Even if the visual impairment is then removed in older animals, they cannot compensate for the early failure: Rat Hans no longer learns what the nerve in the little rat hadn't practiced - a clear case of a lack of plasticity in a mature neuron bundle. The rats remain weak-sighted, even when the actual visual apparatus is working and suddenly delivers information to the brain.
Pizzorussos and colleagues set out to find the reasons for the lack of plasticity in the rodent cortex. Her thesis: The cellular environment of the emerging neurons – more precisely, the extracellular matrix – is one of the decisive factors for the outgrowth of nerves. This long-unnoticed conglomerate of proteins and exotic sugar threads in front of the cell gates provides crucial impetus for growth - but on the other hand it can also prevent new nerve bridge building, for example through certain molecules such as chondroitin sulfate proteoglycans.
Pizzorusso's team then dismantled these proteoglycans in the extracellular matrix of their blind rats with the help of injections of a specific degradation enzyme into the damaged visual cortices - and waited anxiously to see whether this would help the rats to repair their neural network, which was not formed in youth still functional afterwards.
The experiment was successful: When the proteoglycans that slowed them down were broken down, the rats were able to see more clearly again on the previously weak-sighted side after a week. The visual information processed there was also fed back into downstream brain regions to a much greater extent than before and was therefore rated higher there. According to Pizzorusso [1].
The rats in the laboratory of Benowitz and his colleagues were far worse off than their Italian rodent colleagues at Pizzorusso – their main optic nerve was surgically severed for experimental reasons [2]. Such injuries are currently the most common when examining the ability of adult nerve bundles to regenerate. In the case of Benowitz' rats, however, the effort seems to have paid off for once.
The researchers wanted to get to the bottom of the strange observation that inflammatory reactions at the wound incision apparently promote the regeneration of the severed nerve bundles. Macrophages seem to be decisive here, the body's own immune cells, which are attracted to the inflamed area and in turn spit out nerve repair-promoting substances - but what?
The researchers tested all kinds of potential substances in the macrophage arsenal in Petri dishes containing cut up neurons. One substance turned out to be particularly potent: oncomodulin, a calcium-binding growth factor protein. In the experiment, it bound to the destroyed nerve cells and made their growth visibly stronger than any other tested molecule.
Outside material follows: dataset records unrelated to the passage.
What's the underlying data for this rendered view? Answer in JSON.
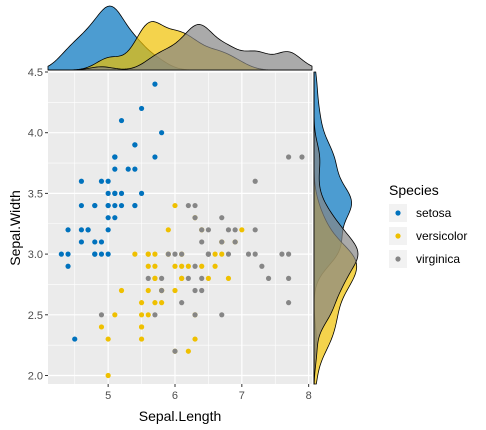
{
  "chart_data": {
    "type": "scatter",
    "title": "",
    "xlabel": "Sepal.Length",
    "ylabel": "Sepal.Width",
    "xlim": [
      4.1,
      8.05
    ],
    "ylim": [
      1.93,
      4.5
    ],
    "x_ticks": [
      5,
      6,
      7,
      8
    ],
    "y_ticks": [
      2.0,
      2.5,
      3.0,
      3.5,
      4.0,
      4.5
    ],
    "y_tick_labels": [
      "2.0",
      "2.5",
      "3.0",
      "3.5",
      "4.0",
      "4.5"
    ],
    "grid": true,
    "legend": {
      "title": "Species",
      "placement": "right"
    },
    "marginals": {
      "top": "density of x by species",
      "right": "density of y by species"
    },
    "series": [
      {
        "name": "setosa",
        "color": "#0072BD",
        "points": [
          [
            4.3,
            3.0
          ],
          [
            4.4,
            3.0
          ],
          [
            4.4,
            2.9
          ],
          [
            4.4,
            3.2
          ],
          [
            4.5,
            2.3
          ],
          [
            4.6,
            3.1
          ],
          [
            4.6,
            3.4
          ],
          [
            4.6,
            3.6
          ],
          [
            4.6,
            3.2
          ],
          [
            4.7,
            3.2
          ],
          [
            4.7,
            3.2
          ],
          [
            4.8,
            3.4
          ],
          [
            4.8,
            3.0
          ],
          [
            4.8,
            3.4
          ],
          [
            4.8,
            3.1
          ],
          [
            4.8,
            3.0
          ],
          [
            4.9,
            3.0
          ],
          [
            4.9,
            3.1
          ],
          [
            4.9,
            3.6
          ],
          [
            5.0,
            3.6
          ],
          [
            5.0,
            3.4
          ],
          [
            5.0,
            3.0
          ],
          [
            5.0,
            3.4
          ],
          [
            5.0,
            3.2
          ],
          [
            5.0,
            3.5
          ],
          [
            5.0,
            3.3
          ],
          [
            5.1,
            3.5
          ],
          [
            5.1,
            3.5
          ],
          [
            5.1,
            3.8
          ],
          [
            5.1,
            3.7
          ],
          [
            5.1,
            3.3
          ],
          [
            5.1,
            3.4
          ],
          [
            5.1,
            3.8
          ],
          [
            5.1,
            3.8
          ],
          [
            5.2,
            3.5
          ],
          [
            5.2,
            3.4
          ],
          [
            5.2,
            4.1
          ],
          [
            5.3,
            3.7
          ],
          [
            5.4,
            3.9
          ],
          [
            5.4,
            3.7
          ],
          [
            5.4,
            3.9
          ],
          [
            5.4,
            3.4
          ],
          [
            5.4,
            3.4
          ],
          [
            5.5,
            4.2
          ],
          [
            5.5,
            3.5
          ],
          [
            5.7,
            4.4
          ],
          [
            5.7,
            3.8
          ],
          [
            5.8,
            4.0
          ]
        ]
      },
      {
        "name": "versicolor",
        "color": "#EFC000",
        "points": [
          [
            4.9,
            2.4
          ],
          [
            5.0,
            2.0
          ],
          [
            5.0,
            2.3
          ],
          [
            5.1,
            2.5
          ],
          [
            5.2,
            2.7
          ],
          [
            5.4,
            3.0
          ],
          [
            5.5,
            2.3
          ],
          [
            5.5,
            2.4
          ],
          [
            5.5,
            2.4
          ],
          [
            5.5,
            2.5
          ],
          [
            5.5,
            2.6
          ],
          [
            5.6,
            2.9
          ],
          [
            5.6,
            3.0
          ],
          [
            5.6,
            2.5
          ],
          [
            5.6,
            3.0
          ],
          [
            5.6,
            2.7
          ],
          [
            5.7,
            2.8
          ],
          [
            5.7,
            2.6
          ],
          [
            5.7,
            3.0
          ],
          [
            5.7,
            2.9
          ],
          [
            5.7,
            2.8
          ],
          [
            5.8,
            2.7
          ],
          [
            5.8,
            2.7
          ],
          [
            5.8,
            2.6
          ],
          [
            5.9,
            3.0
          ],
          [
            5.9,
            3.2
          ],
          [
            6.0,
            2.2
          ],
          [
            6.0,
            2.9
          ],
          [
            6.0,
            2.7
          ],
          [
            6.0,
            3.4
          ],
          [
            6.1,
            2.8
          ],
          [
            6.1,
            2.8
          ],
          [
            6.1,
            3.0
          ],
          [
            6.1,
            2.9
          ],
          [
            6.2,
            2.2
          ],
          [
            6.2,
            2.9
          ],
          [
            6.3,
            2.3
          ],
          [
            6.3,
            2.5
          ],
          [
            6.3,
            3.3
          ],
          [
            6.4,
            3.2
          ],
          [
            6.4,
            2.9
          ],
          [
            6.5,
            2.8
          ],
          [
            6.6,
            2.9
          ],
          [
            6.6,
            3.0
          ],
          [
            6.7,
            3.1
          ],
          [
            6.7,
            3.0
          ],
          [
            6.8,
            2.8
          ],
          [
            6.9,
            3.1
          ],
          [
            7.0,
            3.2
          ]
        ]
      },
      {
        "name": "virginica",
        "color": "#868686",
        "points": [
          [
            4.9,
            2.5
          ],
          [
            5.6,
            2.8
          ],
          [
            5.7,
            2.5
          ],
          [
            5.8,
            2.7
          ],
          [
            5.8,
            2.8
          ],
          [
            5.9,
            3.0
          ],
          [
            6.0,
            2.2
          ],
          [
            6.0,
            3.0
          ],
          [
            6.1,
            3.0
          ],
          [
            6.1,
            2.6
          ],
          [
            6.2,
            2.8
          ],
          [
            6.2,
            3.4
          ],
          [
            6.3,
            3.3
          ],
          [
            6.3,
            2.9
          ],
          [
            6.3,
            2.5
          ],
          [
            6.3,
            2.7
          ],
          [
            6.3,
            3.4
          ],
          [
            6.4,
            2.7
          ],
          [
            6.4,
            3.2
          ],
          [
            6.4,
            2.8
          ],
          [
            6.4,
            3.1
          ],
          [
            6.5,
            3.0
          ],
          [
            6.5,
            3.2
          ],
          [
            6.5,
            3.0
          ],
          [
            6.5,
            3.0
          ],
          [
            6.7,
            2.5
          ],
          [
            6.7,
            3.3
          ],
          [
            6.7,
            3.1
          ],
          [
            6.8,
            3.0
          ],
          [
            6.8,
            3.2
          ],
          [
            6.9,
            3.2
          ],
          [
            6.9,
            3.1
          ],
          [
            7.1,
            3.0
          ],
          [
            7.2,
            3.6
          ],
          [
            7.2,
            3.2
          ],
          [
            7.2,
            3.0
          ],
          [
            7.3,
            2.9
          ],
          [
            7.4,
            2.8
          ],
          [
            7.6,
            3.0
          ],
          [
            7.7,
            3.8
          ],
          [
            7.7,
            2.6
          ],
          [
            7.7,
            2.8
          ],
          [
            7.7,
            3.0
          ],
          [
            7.9,
            3.8
          ]
        ]
      }
    ]
  }
}
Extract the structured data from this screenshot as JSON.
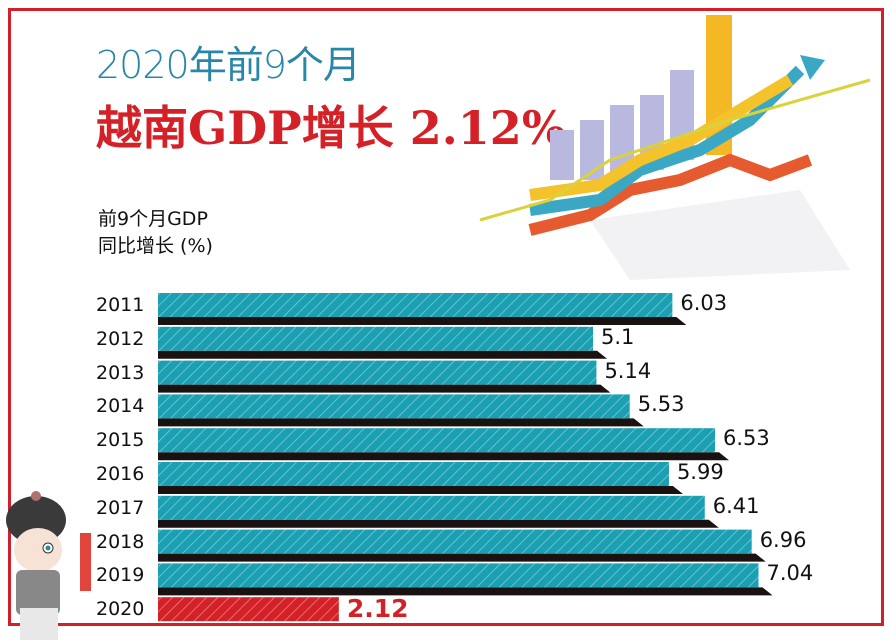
{
  "header": {
    "subtitle": "2020年前9个月",
    "title": "越南GDP增长 2.12%"
  },
  "chart_data": {
    "type": "bar",
    "orientation": "horizontal",
    "ylabel_lines": [
      "前9个月GDP",
      "同比增长 (%)"
    ],
    "categories": [
      "2011",
      "2012",
      "2013",
      "2014",
      "2015",
      "2016",
      "2017",
      "2018",
      "2019",
      "2020"
    ],
    "values": [
      6.03,
      5.1,
      5.14,
      5.53,
      6.53,
      5.99,
      6.41,
      6.96,
      7.04,
      2.12
    ],
    "value_labels": [
      "6.03",
      "5.1",
      "5.14",
      "5.53",
      "6.53",
      "5.99",
      "6.41",
      "6.96",
      "7.04",
      "2.12"
    ],
    "highlight_category": "2020",
    "xlim": [
      0,
      7.5
    ],
    "grid": false,
    "colors": {
      "bar": "#1aa0b2",
      "highlight": "#d42127",
      "shadow": "#1a1210",
      "frame": "#d0212a"
    }
  }
}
The only thing left was to test the substance on living blind rodents. Released from small molecule transporters, oncomodulin actually increased nerve regeneration five to sevenfold. The growth factor switched on a potpourri of different genes. The researchers did not observe any inflammatory processes in the damaged region - a substance tested completely "out of the blue" proved to be more effective than "all other substances for nerve regeneration tested so far", says Benowitz, amazed and enthusiastic.
The researchers hope that the substance could one day also be used to treat various types of nerve damage in humans. However, there are still obstacles: Substances that have not yet been identified often block the regeneration of mature brain nerves, despite all stimulation by growth factors. Pizzorusso's Italian team may have found one of these stumbling blocks in the extracellular matrix of the visual cortex - perhaps the two research groups should exchange rodents, ideas and results in order to make good progress together.